Timothy Alexander – Fell to His Death – 1907

Timothy Seymour Alexander was born January 3, 1879 in DeWitt County, Texas, the son of George Leander Alexander and Anna Amanda Hill Alexander.

He enlisted in the US Army – Co. A, 14th US Infantry – on April 11, 1904. On July 19, 1904 he boarded a ship for service in Manila, Philippine Islands where he served out his three year enlistment. He was discharged April 10, 1907 at Vancouver Barracks, Washington. Notes in the Army report for the month noted: “Character – Very Good – service honest and faithful”

Instead of returning to his family in Texas, Private Alexander came to Oregon City and began work at the Willamette Pulp & Paper Company.  But, after surviving his military service, his career as a paper worker was tragically cut short on July 2, 1907…


Oregon City Enterprise, July 5, 1907

(Alexander’s first name is wrong in this article and was corrected in the next issue in article about his funeral.)


James Alexander, and employee of the Willamette Pulp and Paper Co., fell a little before noon Tuesday, killing him almost instantly.

Alexander was walking along in the old grinder room of Mill A, and was seen to turn to descend the steps. He was by himself and that was the last seen of him until he was picked up unconscious on the cement floor in the room below. It is supposed death was caused by concussion of the brain from striking on the hard floor. It is not known whether he fell over the railing or under.

When the body was rescued, the neck had been broken and a gash cut in his throat.

Alexander was mustered out of the Army April 15 and went to work in the paper mills April 29. Little or nothing is known of his personal affairs. But it is known that he has a sister, Mrs. Susan Cooke, residing in Houston, Texas, who is his only relative.

Dr. Sommer was summoned, but of course could do nothing. Coroner Holmes was called to the scene and shortly afterward the body was removed to the morgue. An inquest will be held Tuesday evening.

Mrs. Cooke was wired concerning the accident and the body will be held pending her instructions.

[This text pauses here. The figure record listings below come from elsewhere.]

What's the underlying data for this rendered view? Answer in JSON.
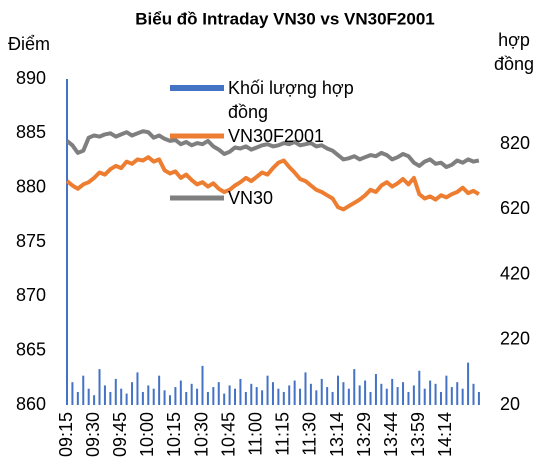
{
  "chart_data": {
    "type": "combo",
    "title": "Biểu đồ Intraday VN30 vs VN30F2001",
    "y_label": "Điểm",
    "y2_label": "hợp đồng",
    "categories": [
      "09:15",
      null,
      null,
      null,
      null,
      "09:30",
      null,
      null,
      null,
      null,
      "09:45",
      null,
      null,
      null,
      null,
      "10:00",
      null,
      null,
      null,
      null,
      "10:15",
      null,
      null,
      null,
      null,
      "10:30",
      null,
      null,
      null,
      null,
      "10:45",
      null,
      null,
      null,
      null,
      "11:00",
      null,
      null,
      null,
      null,
      "11:15",
      null,
      null,
      null,
      null,
      "11:30",
      null,
      null,
      null,
      null,
      "13:14",
      null,
      null,
      null,
      null,
      "13:29",
      null,
      null,
      null,
      null,
      "13:44",
      null,
      null,
      null,
      null,
      "13:59",
      null,
      null,
      null,
      null,
      "14:14",
      null,
      null,
      null,
      null,
      null,
      null
    ],
    "ylim": [
      860,
      890
    ],
    "yticks": [
      860,
      865,
      870,
      875,
      880,
      885,
      890
    ],
    "y2lim": [
      20,
      1020
    ],
    "y2ticks": [
      20,
      220,
      420,
      620,
      820
    ],
    "legend": "top",
    "series": [
      {
        "name": "Khối lượng hợp đồng",
        "type": "bar",
        "axis": "y2",
        "color": "#4472c4",
        "values": [
          1020,
          90,
          60,
          110,
          70,
          50,
          130,
          80,
          60,
          100,
          70,
          55,
          90,
          120,
          60,
          80,
          70,
          110,
          65,
          50,
          75,
          95,
          60,
          85,
          70,
          140,
          60,
          75,
          90,
          55,
          80,
          70,
          100,
          60,
          85,
          75,
          65,
          110,
          90,
          70,
          60,
          80,
          95,
          70,
          120,
          85,
          65,
          100,
          75,
          60,
          110,
          90,
          70,
          130,
          80,
          95,
          60,
          115,
          85,
          70,
          100,
          75,
          90,
          60,
          80,
          125,
          70,
          95,
          85,
          60,
          110,
          75,
          90,
          70,
          150,
          85,
          60
        ]
      },
      {
        "name": "VN30F2001",
        "type": "line",
        "color": "#ed7d31",
        "values": [
          880.6,
          880.2,
          879.9,
          880.3,
          880.5,
          880.9,
          881.4,
          881.2,
          881.7,
          882.0,
          881.8,
          882.4,
          882.2,
          882.6,
          882.5,
          882.8,
          882.4,
          882.6,
          881.6,
          881.3,
          881.5,
          880.9,
          881.2,
          880.7,
          880.3,
          880.5,
          880.1,
          880.4,
          879.9,
          879.6,
          879.8,
          880.2,
          880.5,
          880.9,
          880.6,
          881.0,
          881.4,
          881.2,
          881.8,
          882.3,
          882.5,
          881.9,
          881.4,
          880.8,
          880.6,
          880.2,
          879.8,
          879.6,
          879.3,
          879.0,
          878.2,
          878.0,
          878.3,
          878.6,
          878.9,
          879.3,
          879.8,
          879.6,
          880.2,
          880.5,
          880.1,
          880.4,
          880.8,
          880.3,
          880.9,
          879.4,
          879.0,
          879.2,
          878.9,
          879.3,
          879.1,
          879.4,
          879.6,
          880.0,
          879.5,
          879.7,
          879.4
        ]
      },
      {
        "name": "VN30",
        "type": "line",
        "color": "#7f7f7f",
        "values": [
          884.3,
          883.9,
          883.2,
          883.4,
          884.6,
          884.8,
          884.7,
          884.9,
          885.0,
          884.7,
          884.9,
          885.1,
          884.8,
          885.0,
          885.2,
          885.1,
          884.6,
          884.8,
          884.5,
          884.3,
          884.4,
          884.0,
          884.2,
          883.9,
          884.1,
          884.0,
          884.3,
          883.8,
          883.5,
          883.1,
          883.3,
          883.7,
          883.6,
          883.8,
          883.5,
          883.7,
          883.9,
          884.0,
          883.8,
          883.9,
          884.1,
          884.0,
          884.2,
          883.9,
          884.0,
          884.1,
          883.8,
          883.9,
          883.6,
          883.4,
          883.0,
          882.6,
          882.7,
          882.9,
          882.6,
          882.8,
          883.0,
          882.9,
          883.2,
          883.0,
          882.6,
          882.8,
          883.1,
          882.9,
          882.3,
          882.0,
          882.4,
          882.6,
          882.2,
          882.3,
          881.9,
          882.1,
          882.5,
          882.3,
          882.6,
          882.4,
          882.5
        ]
      }
    ]
  }
}
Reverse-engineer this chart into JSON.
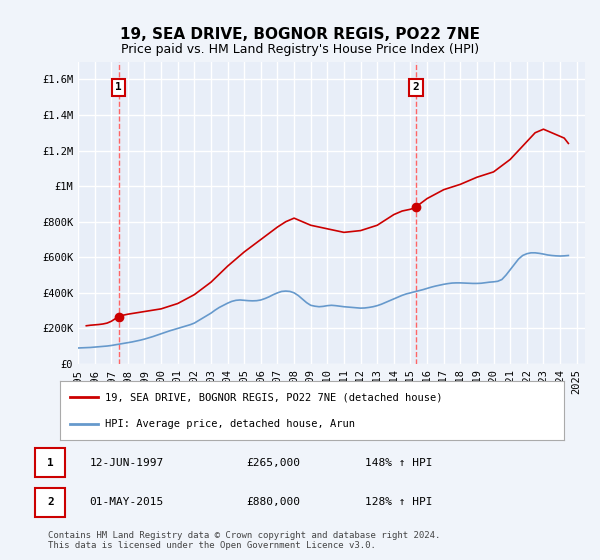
{
  "title": "19, SEA DRIVE, BOGNOR REGIS, PO22 7NE",
  "subtitle": "Price paid vs. HM Land Registry's House Price Index (HPI)",
  "ylim": [
    0,
    1700000
  ],
  "xlim_start": 1995.0,
  "xlim_end": 2025.5,
  "yticks": [
    0,
    200000,
    400000,
    600000,
    800000,
    1000000,
    1200000,
    1400000,
    1600000
  ],
  "ytick_labels": [
    "£0",
    "£200K",
    "£400K",
    "£600K",
    "£800K",
    "£1M",
    "£1.2M",
    "£1.4M",
    "£1.6M"
  ],
  "xticks": [
    1995,
    1996,
    1997,
    1998,
    1999,
    2000,
    2001,
    2002,
    2003,
    2004,
    2005,
    2006,
    2007,
    2008,
    2009,
    2010,
    2011,
    2012,
    2013,
    2014,
    2015,
    2016,
    2017,
    2018,
    2019,
    2020,
    2021,
    2022,
    2023,
    2024,
    2025
  ],
  "background_color": "#f0f4fa",
  "plot_bg_color": "#e8eef8",
  "grid_color": "#ffffff",
  "line1_color": "#cc0000",
  "line2_color": "#6699cc",
  "marker_color": "#cc0000",
  "dashed_line_color": "#ff6666",
  "sale1_x": 1997.44,
  "sale1_y": 265000,
  "sale2_x": 2015.33,
  "sale2_y": 880000,
  "legend_label1": "19, SEA DRIVE, BOGNOR REGIS, PO22 7NE (detached house)",
  "legend_label2": "HPI: Average price, detached house, Arun",
  "annotation1_label": "1",
  "annotation2_label": "2",
  "table_row1": [
    "1",
    "12-JUN-1997",
    "£265,000",
    "148% ↑ HPI"
  ],
  "table_row2": [
    "2",
    "01-MAY-2015",
    "£880,000",
    "128% ↑ HPI"
  ],
  "footer": "Contains HM Land Registry data © Crown copyright and database right 2024.\nThis data is licensed under the Open Government Licence v3.0.",
  "title_fontsize": 11,
  "subtitle_fontsize": 9,
  "tick_fontsize": 7.5,
  "hpi_line_data_x": [
    1995.0,
    1995.25,
    1995.5,
    1995.75,
    1996.0,
    1996.25,
    1996.5,
    1996.75,
    1997.0,
    1997.25,
    1997.5,
    1997.75,
    1998.0,
    1998.25,
    1998.5,
    1998.75,
    1999.0,
    1999.25,
    1999.5,
    1999.75,
    2000.0,
    2000.25,
    2000.5,
    2000.75,
    2001.0,
    2001.25,
    2001.5,
    2001.75,
    2002.0,
    2002.25,
    2002.5,
    2002.75,
    2003.0,
    2003.25,
    2003.5,
    2003.75,
    2004.0,
    2004.25,
    2004.5,
    2004.75,
    2005.0,
    2005.25,
    2005.5,
    2005.75,
    2006.0,
    2006.25,
    2006.5,
    2006.75,
    2007.0,
    2007.25,
    2007.5,
    2007.75,
    2008.0,
    2008.25,
    2008.5,
    2008.75,
    2009.0,
    2009.25,
    2009.5,
    2009.75,
    2010.0,
    2010.25,
    2010.5,
    2010.75,
    2011.0,
    2011.25,
    2011.5,
    2011.75,
    2012.0,
    2012.25,
    2012.5,
    2012.75,
    2013.0,
    2013.25,
    2013.5,
    2013.75,
    2014.0,
    2014.25,
    2014.5,
    2014.75,
    2015.0,
    2015.25,
    2015.5,
    2015.75,
    2016.0,
    2016.25,
    2016.5,
    2016.75,
    2017.0,
    2017.25,
    2017.5,
    2017.75,
    2018.0,
    2018.25,
    2018.5,
    2018.75,
    2019.0,
    2019.25,
    2019.5,
    2019.75,
    2020.0,
    2020.25,
    2020.5,
    2020.75,
    2021.0,
    2021.25,
    2021.5,
    2021.75,
    2022.0,
    2022.25,
    2022.5,
    2022.75,
    2023.0,
    2023.25,
    2023.5,
    2023.75,
    2024.0,
    2024.25,
    2024.5
  ],
  "hpi_line_data_y": [
    90000,
    91000,
    92000,
    93000,
    95000,
    97000,
    99000,
    101000,
    104000,
    108000,
    112000,
    116000,
    120000,
    124000,
    129000,
    134000,
    140000,
    147000,
    154000,
    162000,
    170000,
    178000,
    186000,
    193000,
    200000,
    207000,
    214000,
    221000,
    230000,
    244000,
    258000,
    272000,
    286000,
    303000,
    318000,
    330000,
    342000,
    352000,
    358000,
    360000,
    358000,
    356000,
    355000,
    356000,
    360000,
    368000,
    378000,
    390000,
    400000,
    408000,
    410000,
    408000,
    400000,
    385000,
    365000,
    345000,
    330000,
    325000,
    322000,
    324000,
    328000,
    330000,
    328000,
    325000,
    322000,
    320000,
    318000,
    316000,
    314000,
    315000,
    318000,
    322000,
    328000,
    336000,
    346000,
    356000,
    366000,
    376000,
    386000,
    394000,
    400000,
    406000,
    412000,
    418000,
    425000,
    432000,
    438000,
    443000,
    448000,
    452000,
    455000,
    456000,
    456000,
    455000,
    454000,
    453000,
    453000,
    454000,
    457000,
    460000,
    462000,
    465000,
    475000,
    500000,
    530000,
    560000,
    590000,
    610000,
    620000,
    625000,
    625000,
    622000,
    618000,
    613000,
    610000,
    608000,
    607000,
    608000,
    610000
  ],
  "price_line_data_x": [
    1995.5,
    1995.75,
    1996.0,
    1996.25,
    1996.5,
    1996.75,
    1997.0,
    1997.25,
    1997.44,
    1997.5,
    1998.0,
    1999.0,
    2000.0,
    2001.0,
    2002.0,
    2003.0,
    2004.0,
    2005.0,
    2006.0,
    2007.0,
    2007.5,
    2008.0,
    2009.0,
    2010.0,
    2011.0,
    2012.0,
    2013.0,
    2014.0,
    2014.5,
    2015.0,
    2015.33,
    2015.5,
    2016.0,
    2017.0,
    2018.0,
    2019.0,
    2020.0,
    2021.0,
    2022.0,
    2022.5,
    2023.0,
    2023.5,
    2024.0,
    2024.25,
    2024.5
  ],
  "price_line_data_y": [
    215000,
    218000,
    220000,
    222000,
    225000,
    230000,
    240000,
    255000,
    265000,
    270000,
    280000,
    295000,
    310000,
    340000,
    390000,
    460000,
    550000,
    630000,
    700000,
    770000,
    800000,
    820000,
    780000,
    760000,
    740000,
    750000,
    780000,
    840000,
    860000,
    870000,
    880000,
    895000,
    930000,
    980000,
    1010000,
    1050000,
    1080000,
    1150000,
    1250000,
    1300000,
    1320000,
    1300000,
    1280000,
    1270000,
    1240000
  ]
}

Oregon City Enterprise, July 12, 1907


Alexander: The funeral of Tim C. Alexander was held from Holman’s undertaking parlors at 3 o’clock Sunday afternoon, July 7, services conducted by Rev. J. R. Landsborough of the First Presbyterian Church. Mrs. Elmer Cooper and Mrs. W. C. Green sang two beautiful duets, “Sometime We’ll Understand,” and “Rock of Ages.” Boys from the mill, co-workers with Mr. Alexander, acted as pall bearers and the remains were laid to rest in Mountain View cemetery. The high esteem in which Mr. Alexander was held among his acquaintances was attested by the many friends who attended the funeral and the beautiful floral offerings. Tim C. Alexander was 26 years of age. He leaves a mother, Mrs. Anna Alexander, at Yorktown, Texas, and sister, Mrs. Nellie Wilson, at Westfall, Texas, to mourn his sudden death while away from home. After three years in the service of the regular army he was honorably discharged at Vancouver last April on his return from the Philippines. About two weeks after his discharge he began work in the mills of the Willamette Pulp and Paper company at Oregon City and was well thought of by all who knew him.


Alexander Household goods shipped to fatherAlexander left an estate of several hundred dollars and had no will. Local business men served as the administrator and bondsmen to file a probate on his estate. In the course of the court proceedings it was learned that his father, George Leander Alexander, was also alive in Texas. The balance of the estate after expenses, including $126.00 for his funeral, the balance of $185.73 was sent to his father along with two crates of household goods, a bed and a commode.

Alexander costs to estateThe family chose to have him buried in Oregon City, rather than being returned for burial in the family cemetery in Stratton, DeWitt County. Texas. He is buried in Mountain View Cemetery, First Addition, Lot 224, Grave 5. There is currently no headstone marking his grave.